E, por prezar tanto sua individualidade e independência, ela sempre
teve ojeriza à instituição matrimonial, motivo pelo qual nunca “oficializou”
seu casamento com Leminski. “Eu acho tão engraçada essa história de luta
pelo casamento gay, por exemplo. Acho que deveriam fazer o contrário:
deveriam lutar para acabar com o casamento geral. Devia ser assim: viveu
tantos anos juntos, construíram patrimônio juntos, é óbvio que têm direitos.
Esta instituição serve para aprisionar uma pessoa na outra, prestar contas à
sociedade. Relação ‘legal’ não é legal!”, esbraveja.
Independência e individualidade são dois valores que Alice sempre
priorizou na educação dos filhos Miguel – que faleceu aos 10 anos, vítima de
linfoma –, Áurea, 42, e Estrela, 32. “Eu sempre ensinei que homens e
mulheres precisavam aprender a ganhar e fritar o ovo, isto é, esta era uma
metáfora que eu usava para mostrar que não se pode ser dependente de
alguém, seja no dinheiro ou nas tarefas domésticas”, conta. Ela também
tinha uma tradição: sair de casa quando a prole completasse 21 anos. Fez isto
com Áurea, mudando-se com Estrela para Curitiba; 10 anos depois, fez o
mesmo com Estrela, voltando para São Paulo. “Mas não era uma coisa,
assim, repentina... Elas haviam sido preparadas para isto”, explica.

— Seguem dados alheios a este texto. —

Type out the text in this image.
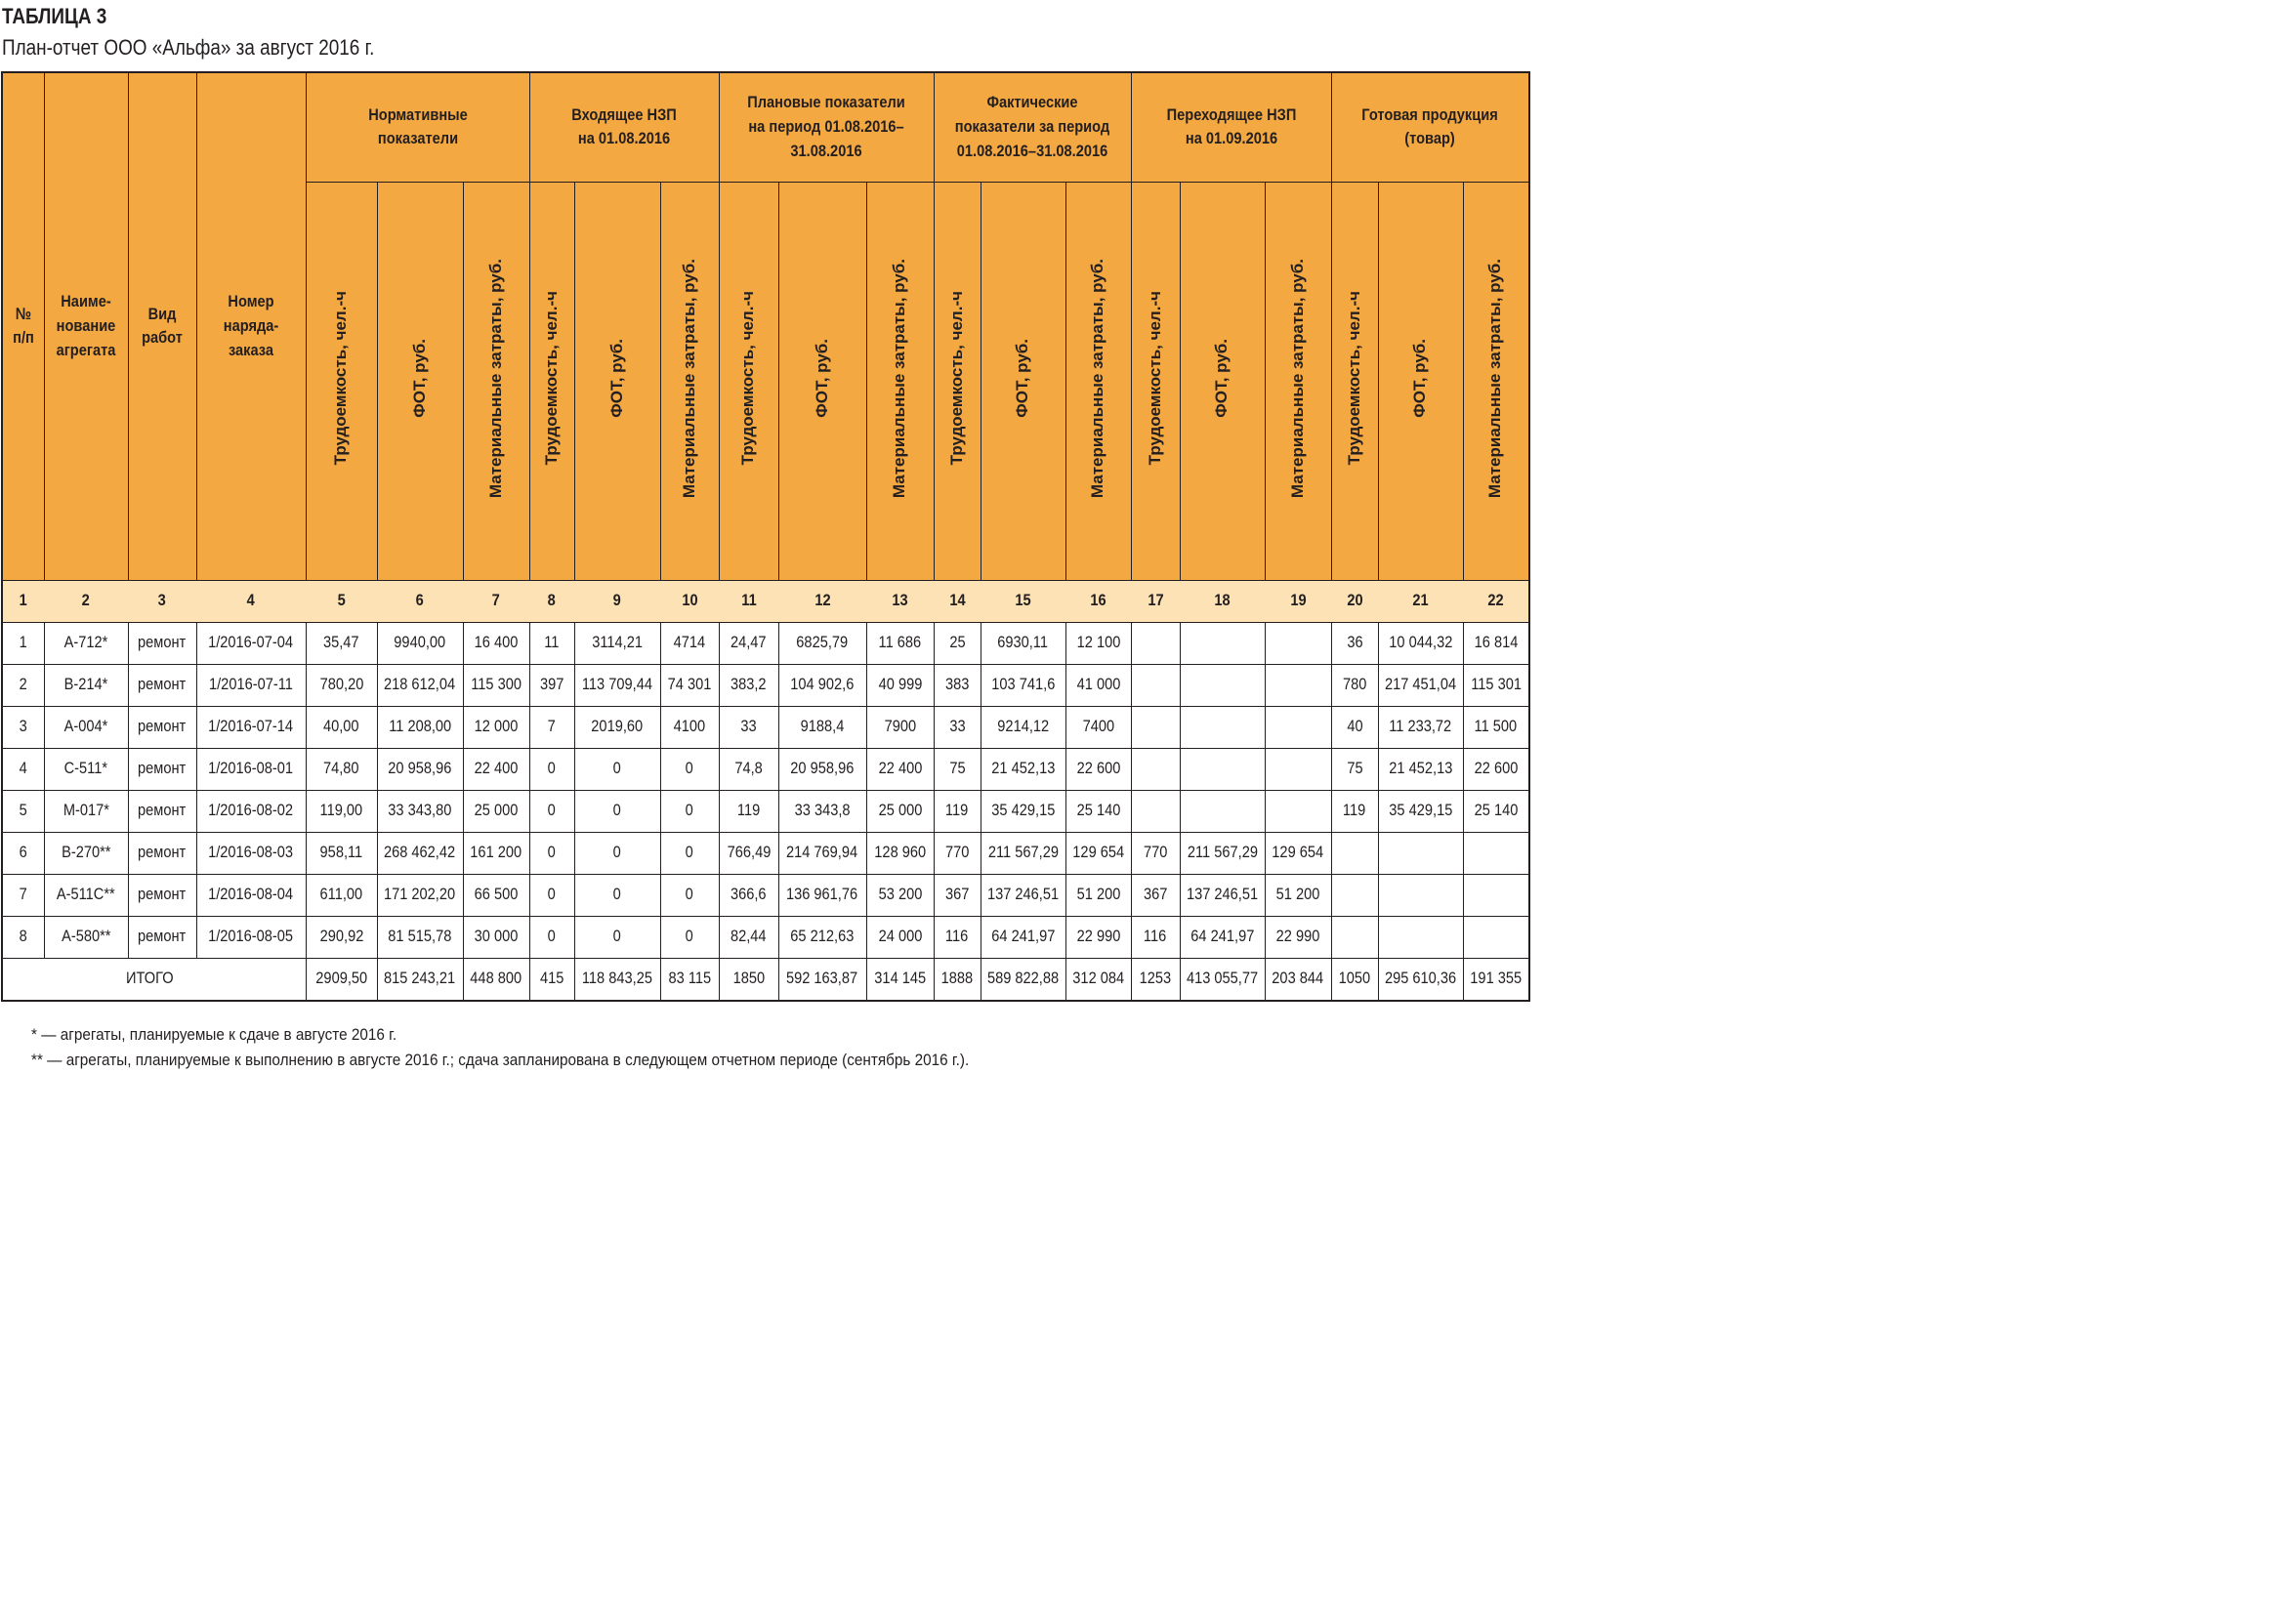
ТАБЛИЦА 3
План-отчет ООО «Альфа» за август 2016 г.
№ п/п	Наиме-нование агрегата	Вид работ	Номер наряда-заказа	Нормативные показатели			Входящее НЗП на 01.08.2016			Плановые показатели на период 01.08.2016–31.08.2016			Фактические показатели за период 01.08.2016–31.08.2016			Переходящее НЗП на 01.09.2016			Готовая продукция (товар)		
				Трудоемкость, чел.-ч	ФОТ, руб.	Материальные затраты, руб.	Трудоемкость, чел.-ч	ФОТ, руб.	Материальные затраты, руб.	Трудоемкость, чел.-ч	ФОТ, руб.	Материальные затраты, руб.	Трудоемкость, чел.-ч	ФОТ, руб.	Материальные затраты, руб.	Трудоемкость, чел.-ч	ФОТ, руб.	Материальные затраты, руб.	Трудоемкость, чел.-ч	ФОТ, руб.	Материальные затраты, руб.
1	2	3	4	5	6	7	8	9	10	11	12	13	14	15	16	17	18	19	20	21	22
1	А-712*	ремонт	1/2016-07-04	35,47	9940,00	16 400	11	3114,21	4714	24,47	6825,79	11 686	25	6930,11	12 100				36	10 044,32	16 814
2	В-214*	ремонт	1/2016-07-11	780,20	218 612,04	115 300	397	113 709,44	74 301	383,2	104 902,6	40 999	383	103 741,6	41 000				780	217 451,04	115 301
3	А-004*	ремонт	1/2016-07-14	40,00	11 208,00	12 000	7	2019,60	4100	33	9188,4	7900	33	9214,12	7400				40	11 233,72	11 500
4	С-511*	ремонт	1/2016-08-01	74,80	20 958,96	22 400	0	0	0	74,8	20 958,96	22 400	75	21 452,13	22 600				75	21 452,13	22 600
5	М-017*	ремонт	1/2016-08-02	119,00	33 343,80	25 000	0	0	0	119	33 343,8	25 000	119	35 429,15	25 140				119	35 429,15	25 140
6	В-270**	ремонт	1/2016-08-03	958,11	268 462,42	161 200	0	0	0	766,49	214 769,94	128 960	770	211 567,29	129 654	770	211 567,29	129 654			
7	А-511С**	ремонт	1/2016-08-04	611,00	171 202,20	66 500	0	0	0	366,6	136 961,76	53 200	367	137 246,51	51 200	367	137 246,51	51 200			
8	А-580**	ремонт	1/2016-08-05	290,92	81 515,78	30 000	0	0	0	82,44	65 212,63	24 000	116	64 241,97	22 990	116	64 241,97	22 990			
ИТОГО				2909,50	815 243,21	448 800	415	118 843,25	83 115	1850	592 163,87	314 145	1888	589 822,88	312 084	1253	413 055,77	203 844	1050	295 610,36	191 355
* — агрегаты, планируемые к сдаче в августе 2016 г.
** — агрегаты, планируемые к выполнению в августе 2016 г.; сдача запланирована в следующем отчетном периоде (сентябрь 2016 г.).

Para Estrela, o grande diferencial de ser filha de dois poetas foi o peso
que a autobusca criativa teve em sua formação. “Se precisasse escolher entre
ler um livro e arrumar o quarto, o primeiro era sempre prioritário”. Ela
acredita que o olhar da mãe foi importante para aconselhá-la em sua escolha
de carreira: a música. “Eu faltava no cursinho pré-vestibular para ficar
estudando música e, claro, não fui aprovada no vestibular, já não me lembro
para qual curso. A Alice me disse: ‘presta atenção no motivo que te levava a
faltar no cursinho e corre atrás’”, contou. “A verdade é que se a Alice não
fosse minha mãe, nós com certeza seríamos grandes amigas. Ela era tão
amiga, tão liberal, que minha adolescência foi bem aquela música do Ultrage
a Rigor: ‘como é que eu vou crescer sem ter com quem me revoltar?’”,
brinca ela que, aos 12 anos, foi acompanhada pela mãe no show da banda
punk Ramones.

Zona de atrito
Alice e Leminski ficaram juntos durante 20 anos, separando-se dois anos
antes da morte do poeta, em 1989, provocada por uma cirrose hepática.

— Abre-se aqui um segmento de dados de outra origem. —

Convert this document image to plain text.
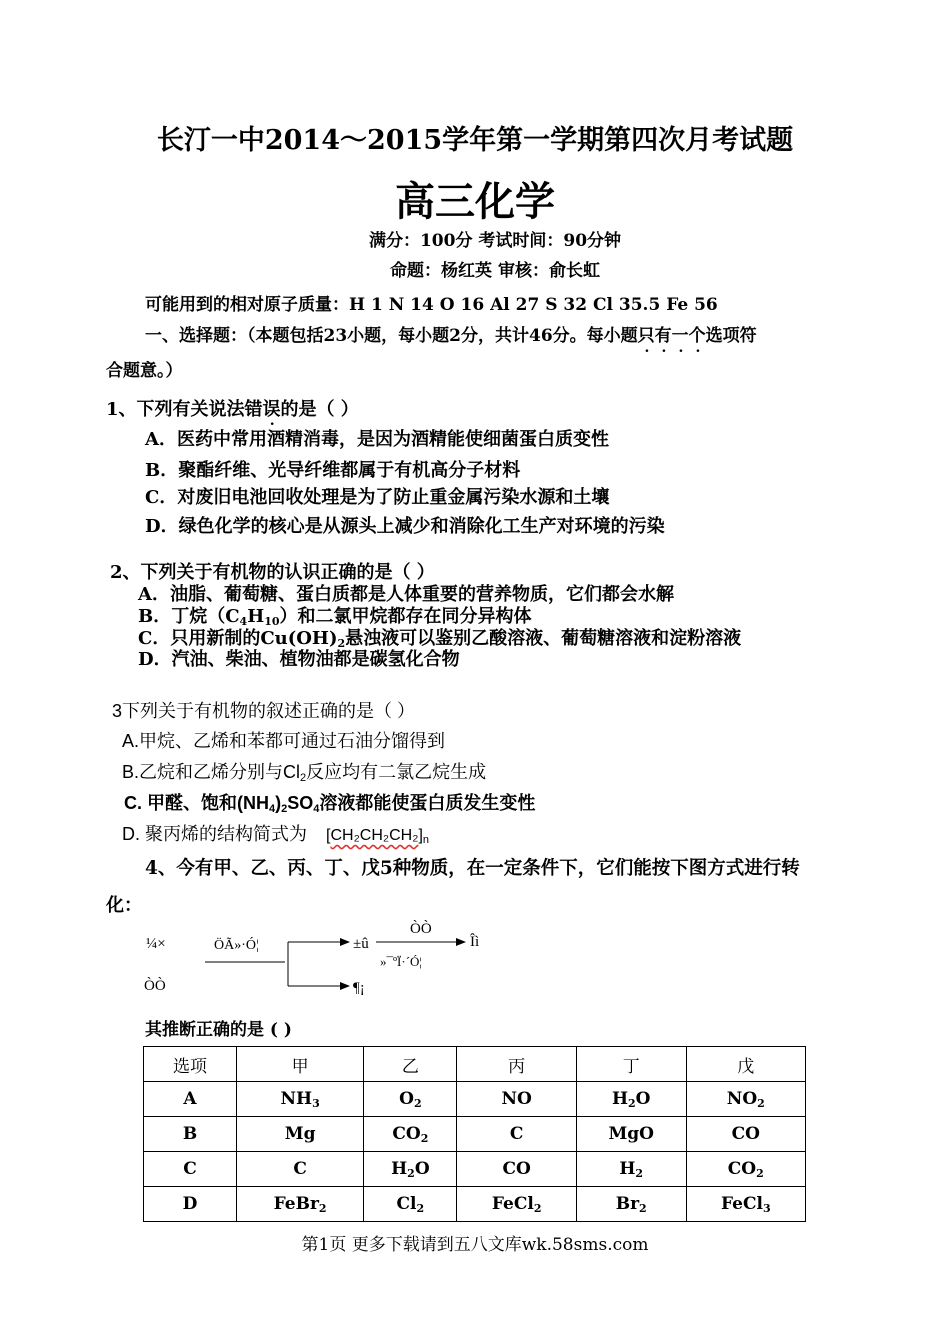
长汀一中2014～2015学年第一学期第四次月考试题
高三化学
满分：100分 考试时间：90分钟
命题：杨红英 审核：俞长虹
可能用到的相对原子质量：H 1 N 14 O 16 Al 27 S 32 Cl 35.5 Fe 56
一、选择题：（本题包括23小题，每小题2分，共计46分。每小题只有一个选项符
合题意。）
1、下列有关说法错误的是（ ）
A．医药中常用酒精消毒，是因为酒精能使细菌蛋白质变性
B．聚酯纤维、光导纤维都属于有机高分子材料
C．对废旧电池回收处理是为了防止重金属污染水源和土壤
D．绿色化学的核心是从源头上减少和消除化工生产对环境的污染
2、下列关于有机物的认识正确的是（ ）
A．油脂、葡萄糖、蛋白质都是人体重要的营养物质，它们都会水解
B．丁烷$(C_4H_{10})$和二氯甲烷都存在同分异构体
C．只用新制的$Cu(OH)_2$悬浊液可以鉴别乙酸溶液、葡萄糖溶液和淀粉溶液
D．汽油、柴油、植物油都是碳氢化合物
3下列关于有机物的叙述正确的是（ ）
A.甲烷、乙烯和苯都可通过石油分馏得到
B.乙烷和乙烯分别与$Cl_2$反应均有二氯乙烷生成
C. 甲醛、饱和$(NH_4)_2SO_4$溶液都能使蛋白质发生变性
D. 聚丙烯的结构简式为 $[CH_2CH_2CH_2]_n$
4、今有甲、乙、丙、丁、戊5种物质，在一定条件下，它们能按下图方式进行转
化：
¼×
ÒÒ
ÖÃ»·Ó¦	±û
¶¡
ÒÒ
»¯ºÏ·´Ó¦
Îì
其推断正确的是 ( )
选项	甲	乙	丙	丁	戊
A	$NH_3$	$O_2$	NO	$H_2O$	$NO_2$
B	Mg	$CO_2$	C	MgO	CO
C	C	$H_2O$	CO	$H_2$	$CO_2$
D	FeBr$_2$	$Cl_2$	FeCl$_2$	$Br_2$	FeCl$_3$
第1页 更多下载请到五八文库wk.58sms.com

Além dos três filhos, o duradouro relacionamento resultou em muitas trocas
de influências e inspirações artísticas. “O fato de nós termos em comum esse
amor pela palavra era mutuamente estimulante. Quando ele morreu, eu
passei um período de dificuldade para criar porque estava muito acostumada
a ter ele para mostrar minhas criações, algo que a gente fazia mesmo quando
estava separado. E aí eu ia criar e me lembrava que ele não estava ali, e isso
me bloqueava”, disse, em parte melancólica. “Mas depois me recuperei
bem”.
Segundo a poeta, as afinidades eram inúmeras, já que o gosto estético
era muito parecido. As divergências ficavam, em grande parte, por conta da
religião: Leminski era católico; já ela não se dava com qualquer tipo de
instituição religiosa. “Eu nunca gostei da instituição religiosa, nenhuma. E
ele não tinha nada contra. Aí era uma zona de atrito. Mas eu acho bom ter
uma zona de atrito entre um casal; como havia respeito, as zonas de atrito só
faziam a gente crescer e ter discussões super legais sobre esses assuntos”,
comenta.
Áurea, filha mais velha do casal, já era adolescente na época em que os
pais se separaram. “A separação deles não se deu de uma forma
convencional. O complicador de tudo foi o alcoolismo do meu pai. Não dava
pra conviver”, contou, por telefone, de sua casa em Curitiba. Segundo ela,
Leminski conseguiu se manter sóbrio por dois anos, após ter descoberto a
cirrose. “Nesse período, ele ficou extremamente produtivo, brilhante. Aí,
voltou a beber. A causa do rompimento foi essa, não foi falta de amor. Eles
mantiveram essa cumplicidade até o final”.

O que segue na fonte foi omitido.